BOSTON - The first black president of Emerson College, Doctor Pelton took the reins of the school in 2011, changing a boutique communications school into a major player in the redesign of Boston's downtown.
But Dr. Pelton says he's no stranger to being the first person of color in the president's chair. He's done it his entire career.
“When you arrive at some point where you have influence or power, never ever, ever forget where you came from,” Pelton explained. “I tell my students that there’s no substitute for authenticity. People gravitate towards people who are authentic, who speak from their heart and speak with truth and power and as long as you do that you’ll be fine.”
Dr. Pelton’s story starts in Wichita, Kansas.
“I bring to it particularly my own growing up as a working-class kid. I grew up in a house without indoor plumbing until I was 6 years old,” he said. “I was the first in my family to go to college and so what really motives me in this job.”
Pelton was the only boy of four kids.
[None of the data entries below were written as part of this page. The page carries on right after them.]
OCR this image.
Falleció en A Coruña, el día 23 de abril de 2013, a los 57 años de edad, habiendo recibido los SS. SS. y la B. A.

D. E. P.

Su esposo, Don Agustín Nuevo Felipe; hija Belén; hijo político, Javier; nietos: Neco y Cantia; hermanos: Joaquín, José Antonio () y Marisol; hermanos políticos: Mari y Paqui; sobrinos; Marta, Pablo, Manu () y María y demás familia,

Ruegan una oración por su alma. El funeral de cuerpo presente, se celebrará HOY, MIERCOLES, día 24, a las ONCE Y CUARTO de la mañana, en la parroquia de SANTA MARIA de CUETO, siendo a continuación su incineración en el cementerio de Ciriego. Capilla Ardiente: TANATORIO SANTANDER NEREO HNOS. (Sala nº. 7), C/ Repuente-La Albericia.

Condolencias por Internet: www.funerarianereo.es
His mother was a homemaker and his father was a laborer and later managed the Wichita Police Department.
He knew early on he wanted to be in academia and he set a goal while getting his doctorate at Harvard to be a college president by 40.
“I understood that as much as I loved the contemplative life, I really gravitated towards a life where I could make a big impact,” he said.
After deanships at Colgate University and Dartmouth College, Pelton became the first African-American college president of Willamette University in 1998.
He became the first African-American president of Emerson College in 2011.
”There are folks, I think, who see me in that role and think that I’m in that role because of some affirmative action, which is not the case,” he said. “Never been the case for me. And in doing so, they diminish -- that perception diminishes your value.”
Pelton says he is proud of the value he brought to Emerson. He’s credited with helping to reshape Boston’s downtown. The school has broken ground on an $85 million Los Angeles satellite center and entered into a partnership with the ambassador theatre group at the Colonial Theatre.
But the lack of diversity remains a problem, less than 3 percent of the student body is African-American.
“We increased by 100 percent in about a four-year period,” he explained. “Here we’re doing better, but not where I think we should be.”
Pelton says creating access to higher education to those students is personal to him.
“For people of privilege and wealth, the networking is visible. It’s in the air they breathe. They touch it. They know what to do,” he said. “I want to make that world visible to students, to whom it has mostly been invisible.”
Doctor Pelton quoted a Vietnamese proverb he keeps close at hand: “When eating fruit, remember who planted the tree; when drinking clear water, remember who dug the well.”